August 9, 2021 – I Remember When – “Memories of My Dad!”
I looked forward to Dad coming home when I was a child. Life is filled with desires and ‘look-forward-to’s’.
Now I know that desire is the sense of belonging to someone who gives me joy!
I enjoyed the great meals and the wisdom of my Mother, who still teaches me in my memories. As a teenager, my parents embarrassed me. While swimming at the Roman Nose Park Swimming Pool, I saw my parents strolling up to watch me. The life guard asked, “Do your parents always hold hands like that?”
My Dad taught me the joy of laughter and faith in God with a zest for living. His hugs, his story-telling, and making friends made me look forward to seeing him come home.
Except that one time when Mother tried to punish me, but I wriggled from her grasp. She said, “I’ll just wait until your Dad comes home and he will spank you!” I cried and went to the bathroom. I took the razor strap hanging there Dad used when we disobeyed and proceeded to spend the afternoon spanking myself, wailing at the top of my lungs. I can’t recall that he carried him carrying out the dreaded punishment.
Adding and subtracting were one of life’s mysteries to me. One evening my Dad, a former teacher, tried to explain as he rested in the white rocking chair. The book rocked with him, so I decided it was prudent to stand on the rungs so I could see the book easier. His hand flew up and caught the string of beads I was wearing. I was heart-broken, the beads were beautiful, and cost a whole penny at the store across the street from school.
This did not erase my love for my Dad. One summer day, as he came by in the Parcel Post Truck, he asked if I wanted to go with him. I remember the joy of sitting on the running board and watching as he delivered packages, signing his name over and over, and laughing with his friends. It amazed me he knew so many people. This, then was my Dad’s world.
This I knew about Dad. He loved my Mom, I knew he wanted to do what was right in the eyes of God. His singing was usually a little off key, and yet no one could deny that he had the gift of praising God with His whole heart.
He taught a class of boys in Sunday School. No matter how exhausted he was, he was always ready to practice the Bible Story on us. His face told the story, too, as the climax came, his eyes grew large and his voice softer. Then his voice boomed when “Abraham raised the knife, ready to plunge it into the hear of his only son Isaac! Just then the angel stopped the descent of the knife, and Isaac’s life was spared.”
Our family began a new tradition. A Family Pow-Wow. Jim made popcorn, Gene made lemonade, and I made fudge for our time in the backyard discussing Family Business. We ‘made do’ a lot, and ‘pinched’ pennies. We wore homemade dresses and shirts made from feed sack cloth. Mother embroidered flowers over any holes that appeared or placed pockets over the holes when she sewed our many dresses and shirts.
I was born in the Depression Year of 1929. 1940 was not far from it and mailmen don’t make very much money. The business at hand this night under the stars? Could Dad have a nickel to buy a coke when he delivered mail at the hospital, on his route? We carefully considered it. Dad walked 20 miles each day in all kinds of weather. We loved our Dad and we voted yes.

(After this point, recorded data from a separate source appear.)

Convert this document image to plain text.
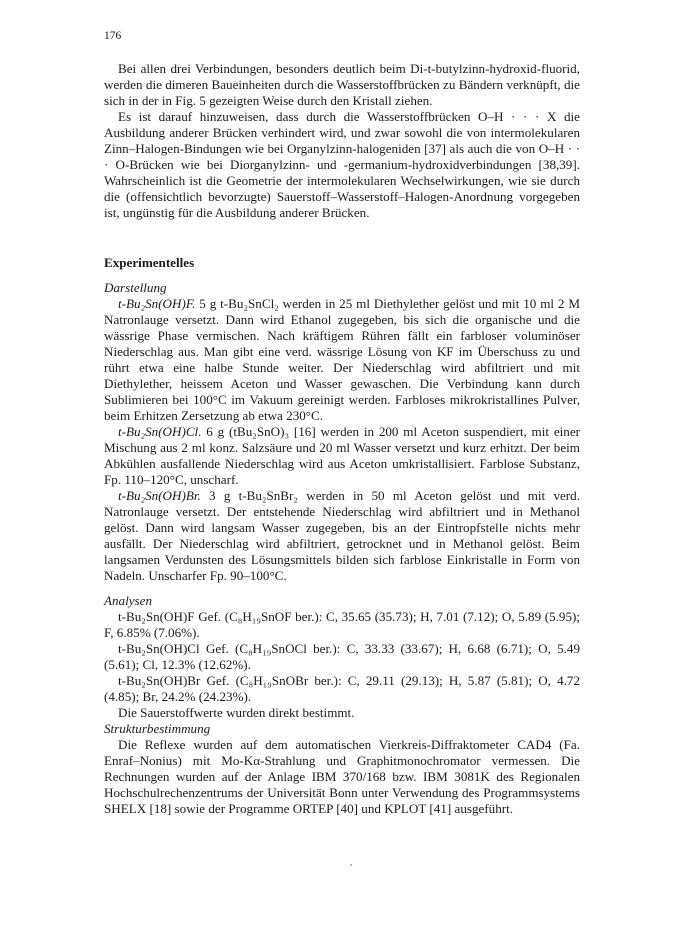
176

Bei allen drei Verbindungen, besonders deutlich beim Di-t-butylzinn-hydroxid-fluorid, werden die dimeren Baueinheiten durch die Wasserstoffbrücken zu Bändern verknüpft, die sich in der in Fig. 5 gezeigten Weise durch den Kristall ziehen.

Es ist darauf hinzuweisen, dass durch die Wasserstoffbrücken O–H · · · X die Ausbildung anderer Brücken verhindert wird, und zwar sowohl die von intermolekularen Zinn–Halogen-Bindungen wie bei Organylzinn-halogeniden [37] als auch die von O–H · · · O-Brücken wie bei Diorganylzinn- und -germanium-hydroxidverbindungen [38,39]. Wahrscheinlich ist die Geometrie der intermolekularen Wechselwirkungen, wie sie durch die (offensichtlich bevorzugte) Sauerstoff–Wasserstoff–Halogen-Anordnung vorgegeben ist, ungünstig für die Ausbildung anderer Brücken.

Experimentelles

Darstellung

t-Bu₂Sn(OH)F. 5 g t-Bu₂SnCl₂ werden in 25 ml Diethylether gelöst und mit 10 ml 2 M Natronlauge versetzt. Dann wird Ethanol zugegeben, bis sich die organische und die wässrige Phase vermischen. Nach kräftigem Rühren fällt ein farbloser voluminöser Niederschlag aus. Man gibt eine verd. wässrige Lösung von KF im Überschuss zu und rührt etwa eine halbe Stunde weiter. Der Niederschlag wird abfiltriert und mit Diethylether, heissem Aceton und Wasser gewaschen. Die Verbindung kann durch Sublimieren bei 100°C im Vakuum gereinigt werden. Farbloses mikrokristallines Pulver, beim Erhitzen Zersetzung ab etwa 230°C.

t-Bu₂Sn(OH)Cl. 6 g (tBu₂SnO)₃ [16] werden in 200 ml Aceton suspendiert, mit einer Mischung aus 2 ml konz. Salzsäure und 20 ml Wasser versetzt und kurz erhitzt. Der beim Abkühlen ausfallende Niederschlag wird aus Aceton umkristallisiert. Farblose Substanz, Fp. 110–120°C, unscharf.

t-Bu₂Sn(OH)Br. 3 g t-Bu₂SnBr₂ werden in 50 ml Aceton gelöst und mit verd. Natronlauge versetzt. Der entstehende Niederschlag wird abfiltriert und in Methanol gelöst. Dann wird langsam Wasser zugegeben, bis an der Eintropfstelle nichts mehr ausfällt. Der Niederschlag wird abfiltriert, getrocknet und in Methanol gelöst. Beim langsamen Verdunsten des Lösungsmittels bilden sich farblose Einkristalle in Form von Nadeln. Unscharfer Fp. 90–100°C.

Analysen

t-Bu₂Sn(OH)F Gef. (C₈H₁₉SnOF ber.): C, 35.65 (35.73); H, 7.01 (7.12); O, 5.89 (5.95); F, 6.85% (7.06%).

t-Bu₂Sn(OH)Cl Gef. (C₈H₁₉SnOCl ber.): C, 33.33 (33.67); H, 6.68 (6.71); O, 5.49 (5.61); Cl, 12.3% (12.62%).

t-Bu₂Sn(OH)Br Gef. (C₈H₁₉SnOBr ber.): C, 29.11 (29.13); H, 5.87 (5.81); O, 4.72 (4.85); Br, 24.2% (24.23%).

Die Sauerstoffwerte wurden direkt bestimmt.

Strukturbestimmung

Die Reflexe wurden auf dem automatischen Vierkreis-Diffraktometer CAD4 (Fa. Enraf–Nonius) mit Mo-Kα-Strahlung und Graphitmonochromator vermessen. Die Rechnungen wurden auf der Anlage IBM 370/168 bzw. IBM 3081K des Regionalen Hochschulrechenzentrums der Universität Bonn unter Verwendung des Programmsystems SHELX [18] sowie der Programme ORTEP [40] und KPLOT [41] ausgeführt.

Dad learned to half-sole his shoes to make them last longer. Yes, we made-do with prayers and laughter.
During the World War II, the mail continued to go through. Rationing of sugar, and butter began. We were thankful for our cow, chickens and the many jars of vegetables and fruit we helped Mom can. Our family pow-wows came to an end, as we all began high school, and could no longer make fudge. Dad came home with several cans of Hershey chocolate syrup a mail patron had given. Dad planted sugar cane in the garden. We carried the sweet stalks to the swimming pool for our ‘candy bars’. Mom twisted the stalks and sent them through the Maytag Washer wringers…to harvest the syrup. She boiled down the jars of syrup and stored in sealed jars. One night I heard a loud explosion, and a jar of home-grown sugar cane syrup was gone.
When my Dad died in 1979, it was very difficult for me to accept. I needed my Dad. That is when I realized that our Father in Heaven is truly my Father.
Even as I felt secure with my Dad, I know I am eternally secure belonging to my Heavenly Father. It is through Jesus Christ, I will be reunited with my earthly Dad because of my Heavenly Father’s steadfast love.
See what kind of love the Father has given to us, that we should be called children of God; and so we are. The reason why the world does not know us is that it did not know Him. Beloved, we are God’s children now, and what we will be has not yet appeared; but we know that when He appears we shall be like Him, because we shall see Him as He is. And everyone who thus hopes in Him purifies himself as He is pure. I John 3:1-3.
I still look forward most of all in going Home to see my Father God, Who cares for my loved ones who love Jesus and gone before me.